Referring to recent communications from parents who have reached out to city council members to ask for the hiring of additional school maintenance workers, the mayor said the hiring of more maintenance workers (tradespeople) was not a request of the school superintendent or the School Committee, and that hiring more was the “wrong way to go.”
Fiorentini said his proposal for addressing school maintenance avoids upwards of $500,000 in the annual cost of additional maintenance workers by continuing to outsource, calling in trade experts as needed, in addition to the current staff of four tradespeople and a supervisor.
The approved budget will allow for the hiring of a city/school building maintenance director, with a start date of next January, and one HVAC (heating, ventilation and air conditioning) expert.
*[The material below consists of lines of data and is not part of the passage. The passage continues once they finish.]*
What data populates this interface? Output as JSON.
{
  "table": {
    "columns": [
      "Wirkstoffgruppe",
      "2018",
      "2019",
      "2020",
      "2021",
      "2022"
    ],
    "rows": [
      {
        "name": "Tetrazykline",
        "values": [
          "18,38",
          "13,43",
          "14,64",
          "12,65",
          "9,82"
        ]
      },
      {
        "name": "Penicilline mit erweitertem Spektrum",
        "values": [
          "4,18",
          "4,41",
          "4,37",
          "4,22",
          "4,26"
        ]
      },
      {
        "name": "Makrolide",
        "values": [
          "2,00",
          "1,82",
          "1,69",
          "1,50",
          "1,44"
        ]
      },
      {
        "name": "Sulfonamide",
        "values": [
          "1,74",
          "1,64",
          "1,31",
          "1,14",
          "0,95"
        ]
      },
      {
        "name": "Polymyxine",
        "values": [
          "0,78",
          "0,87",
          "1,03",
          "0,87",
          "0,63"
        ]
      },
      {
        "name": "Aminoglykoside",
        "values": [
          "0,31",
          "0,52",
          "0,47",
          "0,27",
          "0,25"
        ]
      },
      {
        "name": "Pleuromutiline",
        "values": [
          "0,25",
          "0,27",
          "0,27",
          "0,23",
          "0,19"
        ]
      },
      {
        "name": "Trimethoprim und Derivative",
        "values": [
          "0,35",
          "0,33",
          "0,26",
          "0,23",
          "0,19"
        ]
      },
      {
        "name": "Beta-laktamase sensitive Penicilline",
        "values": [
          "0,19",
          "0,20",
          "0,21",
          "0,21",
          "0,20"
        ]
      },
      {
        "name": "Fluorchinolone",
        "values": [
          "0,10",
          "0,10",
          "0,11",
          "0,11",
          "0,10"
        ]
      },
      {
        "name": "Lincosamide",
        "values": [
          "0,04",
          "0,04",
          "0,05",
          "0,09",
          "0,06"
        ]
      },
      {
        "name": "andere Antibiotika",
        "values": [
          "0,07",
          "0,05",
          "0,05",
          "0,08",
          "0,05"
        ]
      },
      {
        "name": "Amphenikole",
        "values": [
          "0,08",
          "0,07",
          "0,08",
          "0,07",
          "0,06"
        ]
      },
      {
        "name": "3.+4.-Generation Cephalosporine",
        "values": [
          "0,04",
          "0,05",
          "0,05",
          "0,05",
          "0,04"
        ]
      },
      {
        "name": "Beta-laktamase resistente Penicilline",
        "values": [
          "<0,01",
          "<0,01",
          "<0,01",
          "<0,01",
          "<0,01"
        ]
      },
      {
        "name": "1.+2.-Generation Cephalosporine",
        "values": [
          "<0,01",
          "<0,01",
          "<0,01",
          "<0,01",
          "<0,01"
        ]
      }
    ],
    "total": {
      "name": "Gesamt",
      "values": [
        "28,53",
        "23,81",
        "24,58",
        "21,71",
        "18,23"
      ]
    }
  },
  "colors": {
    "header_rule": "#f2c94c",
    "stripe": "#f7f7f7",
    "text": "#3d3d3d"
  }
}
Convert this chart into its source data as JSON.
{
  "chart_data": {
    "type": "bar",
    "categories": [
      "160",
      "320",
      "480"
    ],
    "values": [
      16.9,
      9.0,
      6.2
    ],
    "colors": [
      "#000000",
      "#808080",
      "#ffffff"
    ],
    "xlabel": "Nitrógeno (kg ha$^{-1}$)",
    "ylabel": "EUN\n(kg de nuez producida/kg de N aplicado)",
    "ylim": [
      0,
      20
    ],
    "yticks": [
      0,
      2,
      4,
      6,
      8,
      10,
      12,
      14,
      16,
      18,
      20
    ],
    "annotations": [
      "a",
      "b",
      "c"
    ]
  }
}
Fiorentini said the salary of a new HVAC employee would be split between the city and the school department. However, the school portion requires the approval of the School Committee. The mayor said he was told by School Superintendent Margaret Marotta that the biggest maintenance backlog is with HVAC systems.
At the request of Councilor Melinda Barrett, $60,000 will be transferred from the city’s tree planting budget to the school department, so it can hire an extra maintenance worker, if that’s what the school department wants to do, the mayor said.
City Auditor/Finance Director Charles Benevento explained that a reallocation of $90,000 from the city’s snow and ice budget would go to fund a half-year’s salary for the new directorship position and pay the city’s half-share of the HVAC expert.
Councilors Joseph Bevilacqua, Melinda Barrett, Colin LePage, Tom Sullivan, William Macek, Mary Ellen Daly O’Brien and Michael McGonagle voted to approve the budget. Councilor Tim Jordan and Council President John Michitson voted in opposition.
Sullivan told the mayor that he liked the idea of hiring a building maintenance director who will take ownership of the day-to-day functioning of the maintenance of the buildings.
“It’s not going to be an easy job or a cushy one,” Sullivan said. “If we don’t carry through with a short- and long-term plan, we’ll only continue to have this discussion in the years ahead.”
Jordan argued with the mayor over the school building maintenance staffing level, citing reports and standards that he said call for a minimum of nine maintenance workers, which he referred to as a level of “unkempt neglect” based on square footage of the city’s 17 school buildings.